I should have added in the post that some independent store owners are known to honor the free Tootsie Pop star thing (small business owners who understand the value of promotion and customer service). So all is not lost --although it kind of is, on the part of Tootsie Roll. Man, I'd love to get in their marketing department and make some changes.

Lt. Cccyxx said...

Once there was a young brave who went to seek wisdom from the Wise Old Owl. "How many licks does it take to get to the center of a Tootsie Pop?" he asked. (This happened long ago, before that question picked up any dirty connotations.) The Owl said he would answer the question, but he deceived the young brave, instead taking his Tootsie Pop and - after a few cursory licks - biting into it.

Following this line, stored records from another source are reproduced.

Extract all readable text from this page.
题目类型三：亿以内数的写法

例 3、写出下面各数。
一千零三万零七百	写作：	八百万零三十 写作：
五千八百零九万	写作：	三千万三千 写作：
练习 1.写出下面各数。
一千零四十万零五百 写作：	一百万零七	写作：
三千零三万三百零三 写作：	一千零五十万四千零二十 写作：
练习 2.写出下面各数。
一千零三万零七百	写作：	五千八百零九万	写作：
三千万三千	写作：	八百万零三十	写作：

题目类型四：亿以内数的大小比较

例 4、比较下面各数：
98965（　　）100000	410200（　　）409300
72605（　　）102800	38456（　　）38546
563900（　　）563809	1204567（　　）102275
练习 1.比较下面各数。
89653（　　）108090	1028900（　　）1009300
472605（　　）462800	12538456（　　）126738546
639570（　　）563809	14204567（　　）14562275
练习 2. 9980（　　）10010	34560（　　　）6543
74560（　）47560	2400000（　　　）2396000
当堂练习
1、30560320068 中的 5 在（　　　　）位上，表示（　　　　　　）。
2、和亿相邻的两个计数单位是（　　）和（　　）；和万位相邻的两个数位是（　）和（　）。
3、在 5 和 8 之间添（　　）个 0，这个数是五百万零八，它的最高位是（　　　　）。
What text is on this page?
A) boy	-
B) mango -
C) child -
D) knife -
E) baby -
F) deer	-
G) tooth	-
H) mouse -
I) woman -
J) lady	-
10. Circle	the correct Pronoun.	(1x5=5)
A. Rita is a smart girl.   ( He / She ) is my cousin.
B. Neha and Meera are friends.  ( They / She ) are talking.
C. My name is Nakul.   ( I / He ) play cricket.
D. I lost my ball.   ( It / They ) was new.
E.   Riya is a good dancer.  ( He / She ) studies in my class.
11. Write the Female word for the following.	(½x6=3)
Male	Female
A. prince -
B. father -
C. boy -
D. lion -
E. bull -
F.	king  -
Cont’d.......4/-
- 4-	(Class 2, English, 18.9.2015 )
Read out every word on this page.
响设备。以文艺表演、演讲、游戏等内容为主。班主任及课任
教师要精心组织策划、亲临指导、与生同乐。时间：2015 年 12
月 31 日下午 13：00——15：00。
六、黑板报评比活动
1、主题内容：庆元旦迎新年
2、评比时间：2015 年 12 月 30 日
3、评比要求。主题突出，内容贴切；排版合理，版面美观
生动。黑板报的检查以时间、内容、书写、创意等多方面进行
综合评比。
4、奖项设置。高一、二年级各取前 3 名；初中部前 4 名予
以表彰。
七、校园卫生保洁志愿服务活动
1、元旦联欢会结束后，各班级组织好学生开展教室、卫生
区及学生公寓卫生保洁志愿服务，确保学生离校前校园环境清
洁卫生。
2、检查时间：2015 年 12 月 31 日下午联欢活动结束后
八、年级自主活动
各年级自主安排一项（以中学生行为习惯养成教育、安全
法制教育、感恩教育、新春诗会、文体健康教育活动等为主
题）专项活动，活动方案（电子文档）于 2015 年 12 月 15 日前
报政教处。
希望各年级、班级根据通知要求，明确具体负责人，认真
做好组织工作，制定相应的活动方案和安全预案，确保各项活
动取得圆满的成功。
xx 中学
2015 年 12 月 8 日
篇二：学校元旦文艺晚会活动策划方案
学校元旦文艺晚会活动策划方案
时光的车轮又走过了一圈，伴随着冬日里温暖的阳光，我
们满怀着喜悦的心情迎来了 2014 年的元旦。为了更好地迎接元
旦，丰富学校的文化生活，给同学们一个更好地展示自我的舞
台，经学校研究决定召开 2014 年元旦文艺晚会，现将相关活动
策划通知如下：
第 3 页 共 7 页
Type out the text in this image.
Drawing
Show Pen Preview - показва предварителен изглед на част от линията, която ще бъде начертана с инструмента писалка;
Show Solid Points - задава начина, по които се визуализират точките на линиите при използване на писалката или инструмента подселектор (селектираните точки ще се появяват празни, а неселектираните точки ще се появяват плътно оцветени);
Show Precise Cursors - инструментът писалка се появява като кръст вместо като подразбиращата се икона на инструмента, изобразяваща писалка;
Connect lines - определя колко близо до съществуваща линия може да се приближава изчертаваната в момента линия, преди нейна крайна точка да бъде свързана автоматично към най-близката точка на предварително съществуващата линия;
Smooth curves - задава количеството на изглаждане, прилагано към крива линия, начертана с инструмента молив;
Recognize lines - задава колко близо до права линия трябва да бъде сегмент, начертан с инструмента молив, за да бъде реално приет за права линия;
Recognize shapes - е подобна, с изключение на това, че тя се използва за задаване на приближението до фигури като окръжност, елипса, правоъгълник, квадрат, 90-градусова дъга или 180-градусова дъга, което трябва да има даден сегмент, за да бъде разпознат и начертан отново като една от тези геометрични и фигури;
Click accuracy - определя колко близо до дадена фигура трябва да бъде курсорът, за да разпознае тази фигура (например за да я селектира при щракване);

There wasn't much the pudgy young brave could do about it, but when he grew up and became the chief he routinely took out his residual frustration by going around at night and trying to kill owls with his bow and arrow. Unfortunately, all the sugar from the other Tootsie Pops he'd eaten made his vision terrible, and most of the time he wound up shooting arrows at the stars in the sky.

He never did figure out how many licks it takes to get to the center of a Tootsie Pop. Indeed, the world may never know.

KLM said...

I'd never heard of the Great Tootsie Pop Myth until now. Once again, Sierra, your blog is educational and informative and somewhat fattening. You know it's some poor intern's job to stuff all those letters into envelopes informing people they won't be getting their free lollipops, perhaps crushing their dreams in the process. (Those same interns probably go on to be literary agents, I think.)

I would enter your contest but the last freaking thing we need in this house at the moment is more candy.

Sierra Godfrey said...

Nice one, Lt.!

Kristen, I think you may have come up with the perfect tagline for my blog. "Sierra Godfrey - educational, informative, and somewhat fattening." nice!

Anne R. Allen said...

These stories are hilarious. I'd never heard the legend either. And you're so right. The urban legend was a gift to the Tootsie Roll people. All they had to do was honor the requests and they would have had a great advertising campaign.

Roni Loren said...

I've never heard this legend! Huh. ANd I agree, give the people their free tootsie pop. God knows the world could do without more form rejections.

Personally, I'm a Blow Pop girl anyway. Wait, that sounds kind of dirty, lol.